I feel like I can never be satisfied with my grades. No matter how “good” they are.
Admittedly they aren’t great this year. This semester especially. But even when I do well by someone else’s standards, I don’t feel satisfied. Because I’m meeting (or not meeting) other people’s expectations rather than my own. I’m writing for someone else who isn’t myself. And I’ve found having to do the very thing you love most for a grade is messed up in a way.
Let me be the first to tell you I often get too caught up with the creative process and the words themselves that I neglect everything else. The assignment instructions. My argument and evidence. I could go on.
Also, I hate the idea of someone five years older than me deciding my entire grade. Something there doesn’t sit well with me. Actually many things. It’s not my main problem with grades though.
It’s feeling like a number or percentage defines me. As if one grade defines my value or worth. Since when did I care for numbers? I’m a writer after all.
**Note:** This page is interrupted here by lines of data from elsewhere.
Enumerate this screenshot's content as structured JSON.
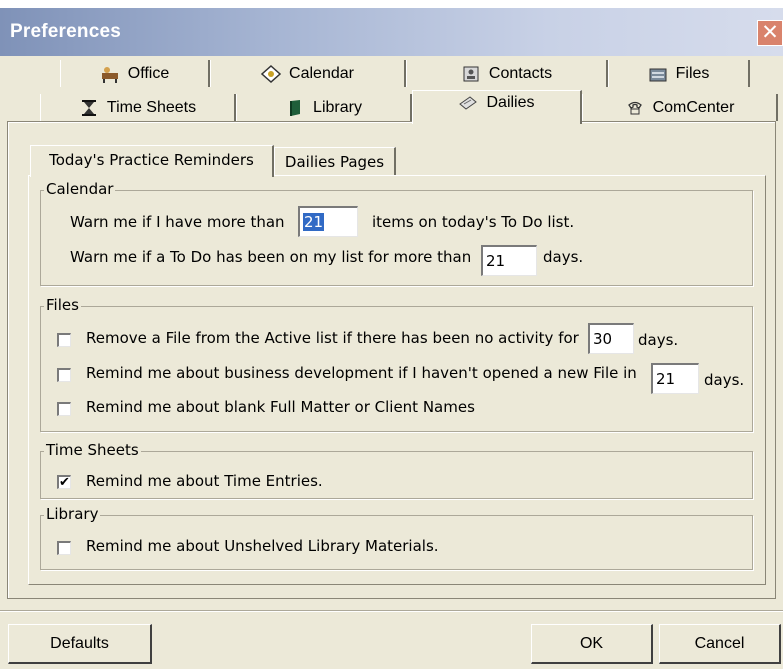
{
  "window": {
    "title": "Preferences",
    "close_glyph": "✕"
  },
  "tabs_row1": [
    {
      "label": "Office",
      "icon": "office-icon"
    },
    {
      "label": "Calendar",
      "icon": "calendar-icon"
    },
    {
      "label": "Contacts",
      "icon": "contacts-icon"
    },
    {
      "label": "Files",
      "icon": "files-icon"
    }
  ],
  "tabs_row2": [
    {
      "label": "Time Sheets",
      "icon": "hourglass-icon"
    },
    {
      "label": "Library",
      "icon": "book-icon"
    },
    {
      "label": "Dailies",
      "icon": "dailies-icon",
      "active": true
    },
    {
      "label": "ComCenter",
      "icon": "phone-icon"
    }
  ],
  "subtabs": [
    {
      "label": "Today's Practice Reminders",
      "active": true
    },
    {
      "label": "Dailies Pages",
      "active": false
    }
  ],
  "calendar": {
    "legend": "Calendar",
    "warn_todo_prefix": "Warn me if I have more than",
    "warn_todo_value": "21",
    "warn_todo_suffix": "items on today's To Do list.",
    "warn_days_prefix": "Warn me if a To Do has been on my list for more than",
    "warn_days_value": "21",
    "warn_days_suffix": "days."
  },
  "files": {
    "legend": "Files",
    "remove_label": "Remove a File from the Active list if there has been no activity for",
    "remove_value": "30",
    "remove_suffix": "days.",
    "remove_checked": false,
    "bizdev_label": "Remind me about business development if I haven't opened a new File in",
    "bizdev_value": "21",
    "bizdev_suffix": "days.",
    "bizdev_checked": false,
    "blank_label": "Remind me about blank Full Matter or Client Names",
    "blank_checked": false
  },
  "timesheets": {
    "legend": "Time Sheets",
    "entries_label": "Remind me about Time Entries.",
    "entries_checked": true
  },
  "library": {
    "legend": "Library",
    "unshelved_label": "Remind me about Unshelved Library Materials.",
    "unshelved_checked": false
  },
  "buttons": {
    "defaults": "Defaults",
    "ok": "OK",
    "cancel": "Cancel"
  },
  "check_glyph": "✔"
}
The thing is I’ve forgotten how good it felt to write. I mean to really write. To write for yourself and no one else. To write and enjoy it. Not to impress. Not to please. Not to be someone others want you to be.
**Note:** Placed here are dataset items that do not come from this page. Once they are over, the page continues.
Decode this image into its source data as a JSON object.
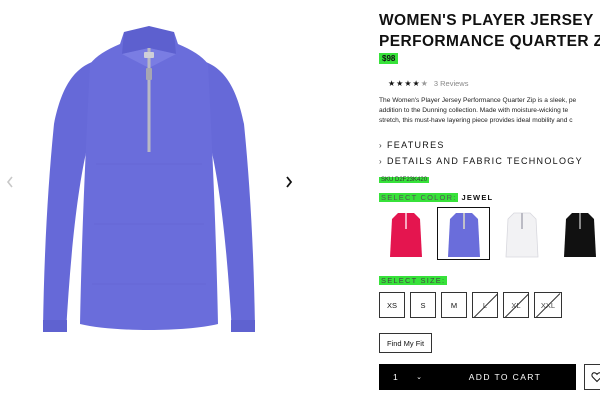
{
  "product": {
    "title_line1": "WOMEN'S PLAYER JERSEY",
    "title_line2": "PERFORMANCE QUARTER ZIP",
    "price": "$98",
    "rating": 4.5,
    "reviews": "3 Reviews",
    "description": [
      "The Women's Player Jersey Performance Quarter Zip is a sleek, pe",
      "addition to the Dunning collection. Made with moisture-wicking te",
      "stretch, this must-have layering piece provides ideal mobility and c"
    ],
    "image_color": "#6a6ddb"
  },
  "accordions": [
    {
      "label": "FEATURES"
    },
    {
      "label": "DETAILS AND FABRIC TECHNOLOGY"
    }
  ],
  "sku": "SKU D2F23K420",
  "color": {
    "label": "SELECT COLOR:",
    "selected": "JEWEL",
    "swatches": [
      {
        "name": "red",
        "hex": "#e4154f",
        "selected": false
      },
      {
        "name": "jewel",
        "hex": "#6a6ddb",
        "selected": true
      },
      {
        "name": "white",
        "hex": "#f2f2f4",
        "selected": false
      },
      {
        "name": "black",
        "hex": "#111111",
        "selected": false
      }
    ]
  },
  "size": {
    "label": "SELECT SIZE:",
    "options": [
      {
        "label": "XS",
        "available": true
      },
      {
        "label": "S",
        "available": true
      },
      {
        "label": "M",
        "available": true
      },
      {
        "label": "L",
        "available": false
      },
      {
        "label": "XL",
        "available": false
      },
      {
        "label": "XXL",
        "available": false
      }
    ]
  },
  "find_fit": "Find My Fit",
  "cart": {
    "quantity": "1",
    "add_label": "ADD TO CART"
  },
  "colors": {
    "highlight": "#37e23a",
    "button_bg": "#000000"
  },
  "icons": {
    "prev": "chevron-left-icon",
    "next": "chevron-right-icon",
    "wishlist": "heart-icon"
  }
}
Forget the labels. Forget the stereotypes. Forget the preconceived notions. For just a second. Forget what you are supposed to be and be you. Only you.
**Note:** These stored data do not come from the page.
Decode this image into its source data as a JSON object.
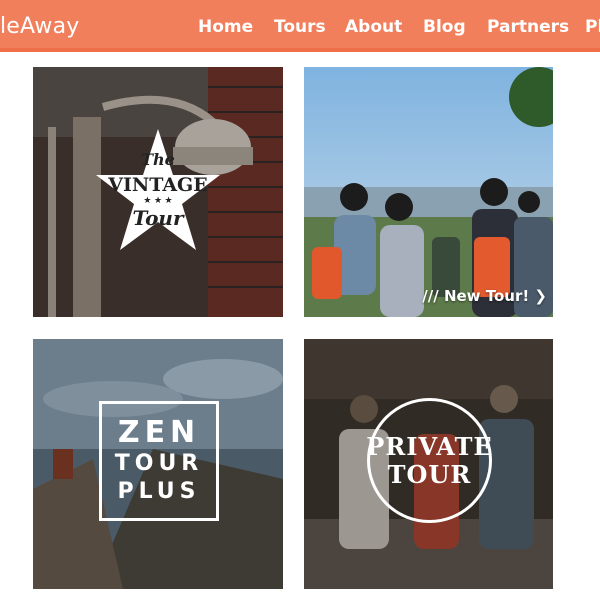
{
  "header": {
    "logo": "leAway",
    "nav": [
      "Home",
      "Tours",
      "About",
      "Blog",
      "Partners",
      "Ph"
    ]
  },
  "tiles": {
    "vintage": {
      "line1": "The",
      "line2": "VINTAGE",
      "line3": "Tour"
    },
    "new": {
      "caption": "/// New Tour! ❯"
    },
    "zen": {
      "line1": "ZEN",
      "line2": "TOUR",
      "line3": "PLUS"
    },
    "private": {
      "line1": "PRIVATE",
      "line2": "TOUR"
    }
  },
  "colors": {
    "header": "#f27f5b",
    "headerBorder": "#f06f49"
  }
}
As they say, leave your problems at the door. Leave your baggage behind you right this moment. Leave the past where it belongs.
Stay in the present moment. Focus on the here and now.
You probably hear this one a lot too; dance like no one is watching. Well, apply that to writing. Write like nobody is judging you. Write even if it means you break every rule in the book. Write because you cannot imagine yourself doing anything else.
Who cares what others think or say? I know this rant is not going anywhere. Rather it’s like a derailed train travelling without a specific destination in mind. As for the title of this post (Friday Night Ranting), it isn’t descriptive, intriguing, attention-grabbing. But that makes no difference to me.
Writing much like living should be enjoyable. Some days you have to write and you have to live without limitations, without following rules, without being perfect.
Oh yeah, happy Friday. If you have read up until this point, meaning you wasted a few valuable minutes reading this semi-rant, I shall thank you.
Semi-rant isn’t a word; I invented it right now. Hey, a girl’s got to live a little. Isn’t that right?